De voorzieningenrechter:
- verklaart het beroep ongegrond;
- wijst het verzoek om voorlopige voorziening af.
Deze uitspraak is gedaan door mr. J.E.C. Vriends, voorzieningenrechter, in aanwezigheid van mr. S. Constant, griffier, op 4 juli 2024 en openbaar gemaakt door middel van geanonimiseerde publicatie op www.rechtspraak.nl.
De griffier is niet in de gelegenheid om de uitspraak te ondertekenen.
griffier
voorzieningenrechter
Een afschrift van deze uitspraak is verzonden aan partijen op:

Informatie over hoger beroep

Een partij die het niet eens is met deze uitspraak voor zover deze gaat over het beroep, kan een hogerberoepschrift sturen naar de Afdeling bestuursrechtspraak van de Raad van State waarin wordt uitgelegd waarom deze partij het niet eens is met deze uitspraak voor zover deze gaat over het beroep. Het hogerberoepschrift moet worden ingediend binnen zes weken na de dag waarop deze uitspraak is verzonden.

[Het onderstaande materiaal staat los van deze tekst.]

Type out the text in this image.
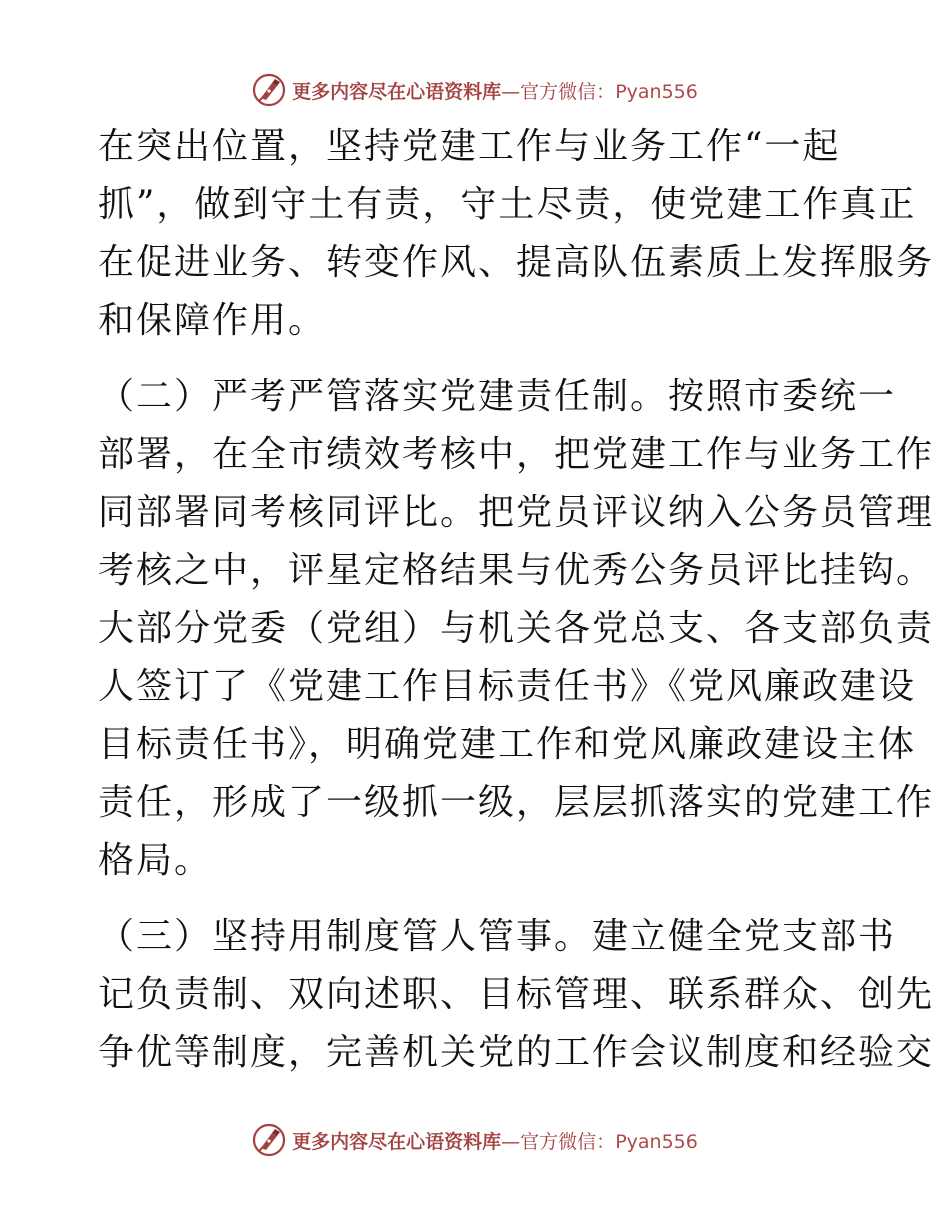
更多内容尽在心语资料库—官方微信：Pyan556
在突出位置，坚持党建工作与业务工作“一起
抓”，做到守土有责，守土尽责，使党建工作真正
在促进业务、转变作风、提高队伍素质上发挥服务
和保障作用。
（二）严考严管落实党建责任制。按照市委统一
部署，在全市绩效考核中，把党建工作与业务工作
同部署同考核同评比。把党员评议纳入公务员管理
考核之中，评星定格结果与优秀公务员评比挂钩。
大部分党委（党组）与机关各党总支、各支部负责
人签订了《党建工作目标责任书》《党风廉政建设
目标责任书》，明确党建工作和党风廉政建设主体
责任，形成了一级抓一级，层层抓落实的党建工作
格局。
（三）坚持用制度管人管事。建立健全党支部书
记负责制、双向述职、目标管理、联系群众、创先
争优等制度，完善机关党的工作会议制度和经验交
更多内容尽在心语资料库—官方微信：Pyan556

Tegen deze uitspraak voor zover deze gaat over de voorlopige voorziening staat geen hoger beroep open.

Bijlage: voor deze uitspraak belangrijke wet- en regelgeving

Algemene wet bestuursrecht
Artikel 1:2, eerste lid, van de Awb
Onder belanghebbende wordt verstaan: degene wiens belang rechtstreeks bij een besluit is betrokken.

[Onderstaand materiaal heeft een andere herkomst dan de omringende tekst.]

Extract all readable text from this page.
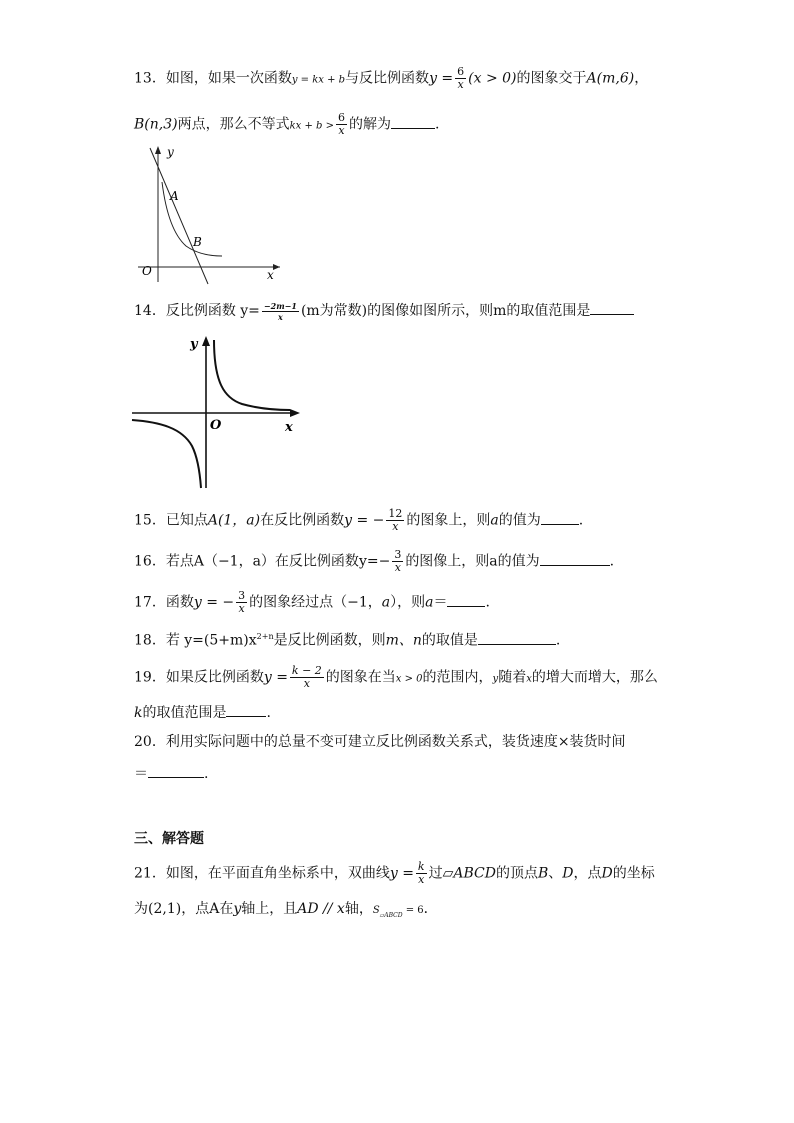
13．如图，如果一次函数y = kx + b与反比例函数$y = \frac{6}{x} (x > 0)$的图象交于A(m,6)，
B(n,3)两点，那么不等式kx + $b > \frac{6}{x}$ 的解为	.
y
x
O
A
B
14．反比例函数 $y= \frac{-2m-1}{x} (m$为常数)的图像如图所示，则m的取值范围是
y
x
O
15．已知点A(1，a)在反比例函数y = − $\frac{12}{x}$ 的图象上，则a的值为	.
16．若点A（−1，a）在反比例函数$y=- \frac{3}{x}$ 的图像上，则a的值为	.
17．函数y = − $\frac{3}{x}$ 的图象经过点（−1，a），则a＝	.
18．若 $y=(5+m)x^{2+n}$是反比例函数，则m、n的取值是	.
19．如果反比例函数$y = \frac{k - 2}{x}$ 的图象在当x > 0的范围内，y随着x的增大而增大，那么
k的取值范围是	.
20．利用实际问题中的总量不变可建立反比例函数关系式，装货速度×装货时间
＝	.
三、解答题
21．如图，在平面直角坐标系中，双曲线$y = \frac{k}{x}$ 过▱ABCD的顶点B、D，点D的坐标
为(2,1)，点A在y轴上，且AD // x轴，$S_{▱ABCD} = 6$．
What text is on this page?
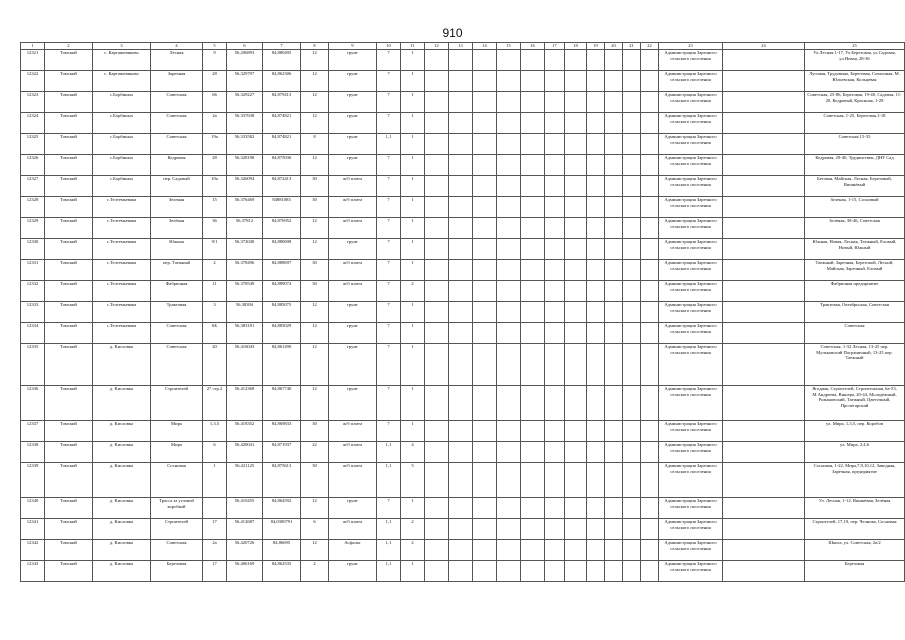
910
1	2	3	4	5	6	7	8	9	10	11	12	13	14	15	16	17	18	19	20	21	22	23	24	25
12321	Томский	с. Карташевиково	Лесная	9	56,206893	84,880495	12	грунт	7	1												Администрация Заречного сельского поселения		Ул.Лесная 1-17, Ул.Березовая, ул.Садовая, ул.Новая, 28-36
12322	Томский	с. Карташевиково	Заречная	28	56,329797	84,862306	12	грунт	7	1												Администрация Заречного сельского поселения		Лугоная, Трудовина, Береговая, Совхозная, М. Юльевская, Кольцевая
12323	Томский	с.Борбиных	Советская	66	56,329227	84,879413	12	грунт	7	1												Администрация Заречного сельского поселения		Советская, 25-86, Береговая, 19-40, Садовая, 11-20, Кедровый, Красноая, 1-28
12324	Томский	с.Борбиных	Советская	2а	56,337638	84,874821	12	грунт	7	1												Администрация Заречного сельского поселения		Советская, 1-25, Береговая,1-18
12325	Томский	с.Борбиных	Советская	19а	56,333582	84,874821	8	грунт	1,1	1												Администрация Заречного сельского поселения		Советская 15-35
12326	Томский	с.Борбиных	Кедровая	28	56,328198	84,875036	12	грунт	7	1												Администрация Заречного сельского поселения		Кедровая, 29-40, Трудинствен, ДНТ Сад
12327	Томский	с.Борбиных	пер. Садовый	10а	56,326094	84,872413	30	ж/б плита	7	1												Администрация Заречного сельского поселения		Беговая, Майская, Лесная, Березовый, Вишнёвый
12328	Томский	с.Телтемьевака	Зеленая	15	56,376469	84881083	30	ж/б плита	7	1												Администрация Заречного сельского поселения		Зеленая, 1-15, Сосновый
12329	Томский	с.Телтемьевака	Зелёная	36	56,37812	84,876952	12	ж/б плита	7	1												Администрация Заречного сельского поселения		Зелёная, 38-46, Советская
12330	Томский	с.Телтемьевака	Южная	9/1	56,372040	84,880698	12	грунт	7	1												Администрация Заречного сельского поселения		Южная, Новая, Лесная, Таежный, Еловый, Новый, Южный
12331	Томский	с.Телтемьевака	пер. Таежный	2	56,378496	84,888697	30	ж/б плита	7	1												Администрация Заречного сельского поселения		Таежный, Заречная, Береговой, Лесной, Майская, Заречный, Еловый
12332	Томский	с.Телтемьевака	Фабричная	11	56,378549	84,889074	30	ж/б плита	7	2												Администрация Заречного сельского поселения		Фабричная предприятие
12333	Томский	с.Телтемьевака	Трактовая	3	56,38394	84,885075	12	грунт	7	1												Администрация Заречного сельского поселения		Трактовая, Октябрьская, Советская
12334	Томский	с.Телтемьевака	Советская	6Б	56,383181	84,885029	12	грунт	7	1												Администрация Заречного сельского поселения		Советская
12335	Томский	д. Кисловка	Советская	20	56,416043	84,861490	12	грунт	7	1												Администрация Заречного сельского поселения		Советская, 1-32 Лесная, 13-25 пер. Мульковский Пограничный, 13-25 пер. Таежный
12336	Томский	д. Кисловка	Строителей	27 стр.2	56,412368	84,867740	12	грунт	7	1												Администрация Заречного сельского поселения		Ягодная, Строителей, Строительная, 6а-53, М.Андреева, Вишера, 20-44, Молодёжный, Рожановский, Таежный, Цветочный, Пролетарский
12337	Томский	д. Кисловка	Мира	1,3,5	56,418352	84,869833	30	ж/б плита	7	1												Администрация Заречного сельского поселения		ул. Мира, 1,3,5, пер. Коробов
12338	Томский	д. Кисловка	Мира	6	56,420041	84,871937	22	ж/б плита	1,1	4												Администрация Заречного сельского поселения		ул. Мира, 2,4,6
12339	Томский	д. Кисловка	Сосновая	1	56,421125	84,875613	30	ж/б плита	1,1	5												Администрация Заречного сельского поселения		Сосновая, 1-22, Мира,7,9,10,12, Заводная, Заречная, предприятие
12340	Томский	д. Кисловка	Трасса за угловой коробкой		56,410455	84,864592	12	грунт	7	1												Администрация Заречного сельского поселения		Ул. Лесная, 1-12, Вишнёвая, Зелёная
12341	Томский	д. Кисловка	Строителей	17	56,412687	84,0300791	6	ж/б плита	1,1	2												Администрация Заречного сельского поселения		Строителей, 17,19, пер. Челнова, Сосновая
12342	Томский	д. Кисловка	Советская	2а	56,420726	84,86695	12	Асфальт	1,1	2												Администрация Заречного сельского поселения		Школа, ул. Советская, 2а/2
12343	Томский	д. Кисловка	Березовая	17	56,406169	84,862535	2	грунт	1,1	1												Администрация Заречного сельского поселения		Березовая
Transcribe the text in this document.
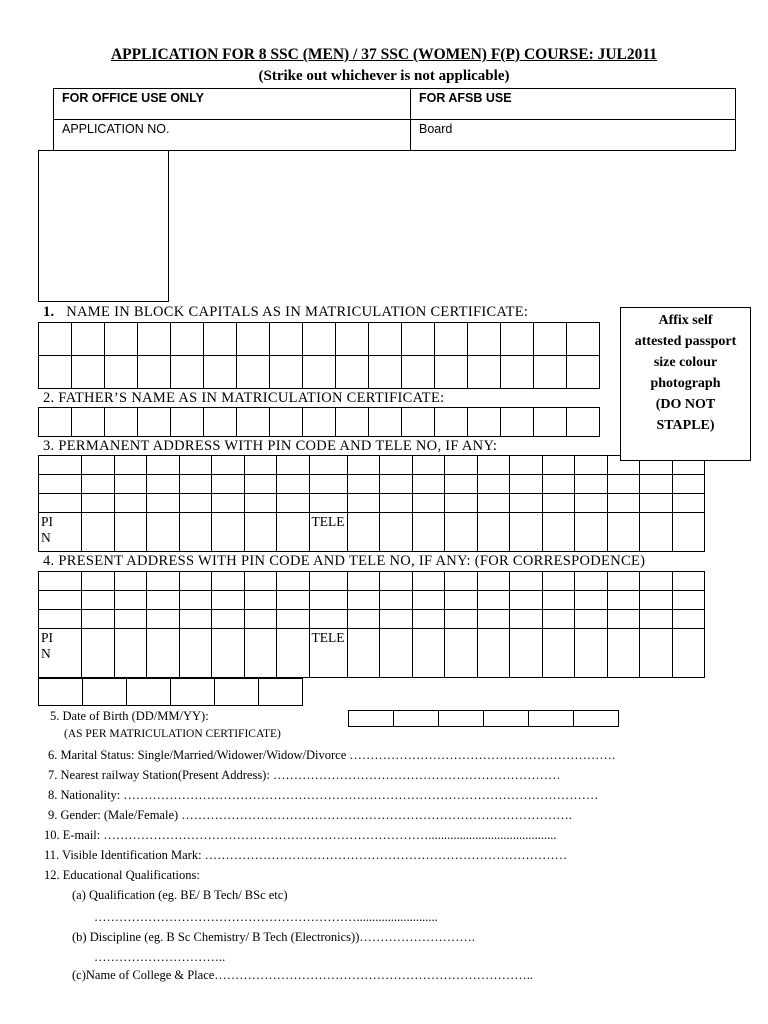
APPLICATION FOR 8 SSC (MEN) / 37 SSC (WOMEN) F(P) COURSE: JUL2011
(Strike out whichever is not applicable)
FOR OFFICE USE ONLY	FOR AFSB USE
APPLICATION NO.	Board
1. NAME IN BLOCK CAPITALS AS IN MATRICULATION CERTIFICATE:

2. FATHER’S NAME AS IN MATRICULATION CERTIFICATE:

3. PERMANENT ADDRESS WITH PIN CODE AND TELE NO, IF ANY:

PI
N								TELE											

4. PRESENT ADDRESS WITH PIN CODE AND TELE NO, IF ANY: (FOR CORRESPODENCE)

PI
N								TELE											

Affix self
attested passport
size colour
photograph
(DO NOT
STAPLE)
5. Date of Birth (DD/MM/YY):
(AS PER MATRICULATION CERTIFICATE)
6. Marital Status: Single/Married/Widower/Widow/Divorce ……………………………………………………….
7. Nearest railway Station(Present Address): ……………………………………………………………
8. Nationality: ……………………………………………………………………………………………………
9. Gender: (Male/Female) ………………………………………………………………………………….
10. E-mail: …………………………………………………………………….........................................
11. Visible Identification Mark: ……………………………………………………………………………
12. Educational Qualifications:
(a) Qualification (eg. BE/ B Tech/ BSc etc)
………………………………………………………..........................
(b) Discipline (eg. B Sc Chemistry/ B Tech (Electronics))……………………….
…………………………..
(c)Name of College & Place…………………………………………………………………..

Artikel 7:1, eerste lid, aanhef, van de Awb
Degene aan wie het recht is toegekend beroep bij een bestuursrechter in te stellen, dient alvorens beroep in te stellen bezwaar te maken, (…)
Artikel 8:1 van de Awb
Een belanghebbende kan tegen een besluit beroep instellen bij de bestuursrechter.

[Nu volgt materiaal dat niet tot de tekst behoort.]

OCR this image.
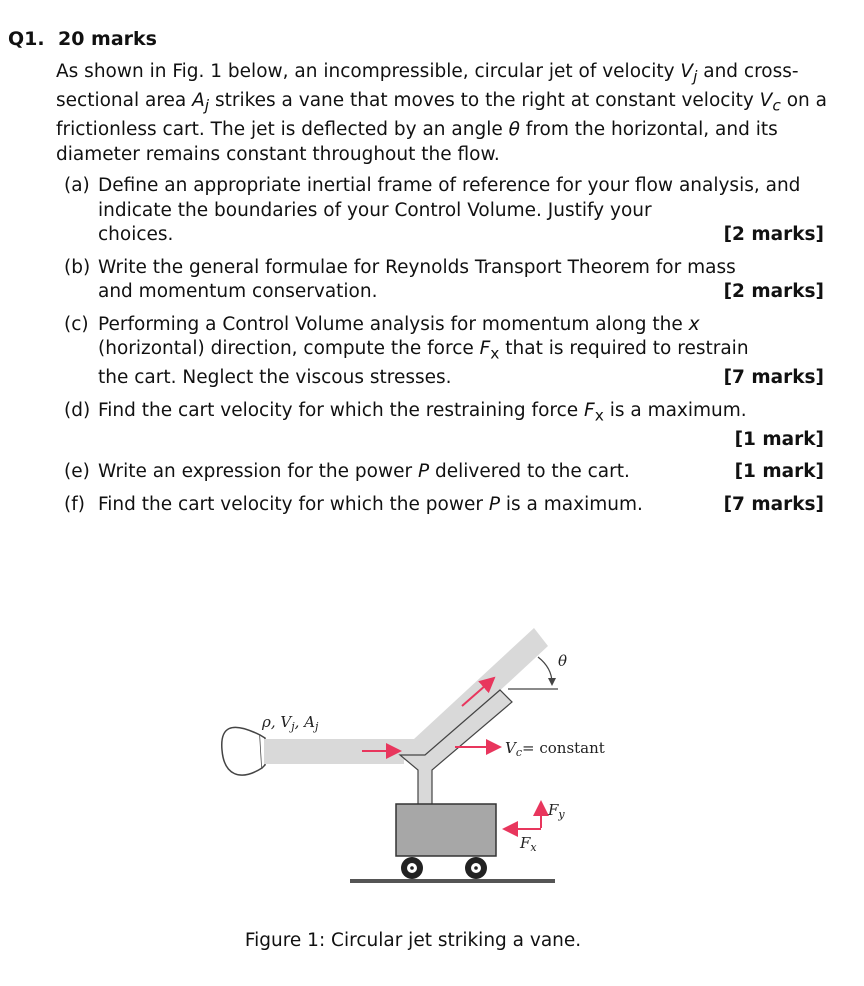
Q1. 20 marks
As shown in Fig. 1 below, an incompressible, circular jet of velocity $V_j$ and cross-sectional area $A_j$ strikes a vane that moves to the right at constant velocity $V_c$ on a frictionless cart. The jet is deflected by an angle θ from the horizontal, and its diameter remains constant throughout the flow.
(a) Define an appropriate inertial frame of reference for your flow analysis, and indicate the boundaries of your Control Volume. Justify your
choices.	[2 marks]
(b) Write the general formulae for Reynolds Transport Theorem for mass
and momentum conservation.	[2 marks]
(c) Performing a Control Volume analysis for momentum along the x
(horizontal) direction, compute the force $F_x$ that is required to restrain
the cart. Neglect the viscous stresses.	[7 marks]
(d) Find the cart velocity for which the restraining force $F_x$ is a maximum.
[1 mark]
(e) Write an expression for the power P delivered to the cart.	[1 mark]
(f) Find the cart velocity for which the power P is a maximum.	[7 marks]
ρ, $V_j$, $A_j$
θ
$V_c=$ constant
$F_y$
$F_x$
Figure 1: Circular jet striking a vane.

Wet basisregistratie personen (Wet BRP)
Artikel 3.6 van de Wet BRP
1. Het college van burgemeester en wethouders verstrekt op verzoek van een derde aan hem gegevens voor zover:
a. het gebruik van die gegevens is voorgeschreven in een algemeen verbindend voorschrift,
b. de derde voorafgaande schriftelijke toestemming heeft van de ingeschrevene over wie gegevens worden verstrekt, of
c. de verstrekking in overeenstemming is met het tweede lid.
2. Bij algemene maatregel van bestuur worden door derden verrichte werkzaamheden met een gewichtig maatschappelijk belang aangewezen, ten behoeve waarvan gegevens uit de basisregistratie kunnen worden verstrekt. De maatregel bepaalt tevens de categorieën van derden die voor de verstrekking in aanmerking komen en bepaalt of artikel 3.21 op de verstrekking van toepassing is. De maatregel kan beperkingen bevatten ten aanzien van de gegevens die kunnen worden verstrekt.
(…)
Besluit basisregistratie personen (Besluit BRP)
Artikel 41 van het Besluit BRP
De door derden verrichte werkzaamheden met een gewichtig maatschappelijk belang, bedoeld in artikel 3.6 van de wet, de categorieën van derden die in verband met die werkzaamheden in aanmerking komen voor de verstrekking van gegevens, de beperkingen ten aanzien van de gegevens die kunnen worden verstrekt en de bepaling of artikel 3.21 van de wet op de verstrekking van toepassing is, zijn aangeduid in de tabel die als bijlage 5 bij dit besluit is gevoegd.
Bijlage 5. Derden die werkzaamheden verrichten met een gewichtig maatschappelijk belang aan wie door burgemeester en wethouders verstrekt kan worden.
Werkzaamheden
Categorieën van derden
Clausulering van de werkzaamheden en beperking van gegevens die kunnen worden verstrekt
Artikel 3.21 toepasselijk
Gerechtelijke werkzaamheden
Een derde die uit hoofde van ambt of beroep gewoonlijk met de hiervoor genoemde werkzaamheden is belast.
De werkzaamheden geschieden in verband met de uitvoering van een algemeen verbindend voorschrift.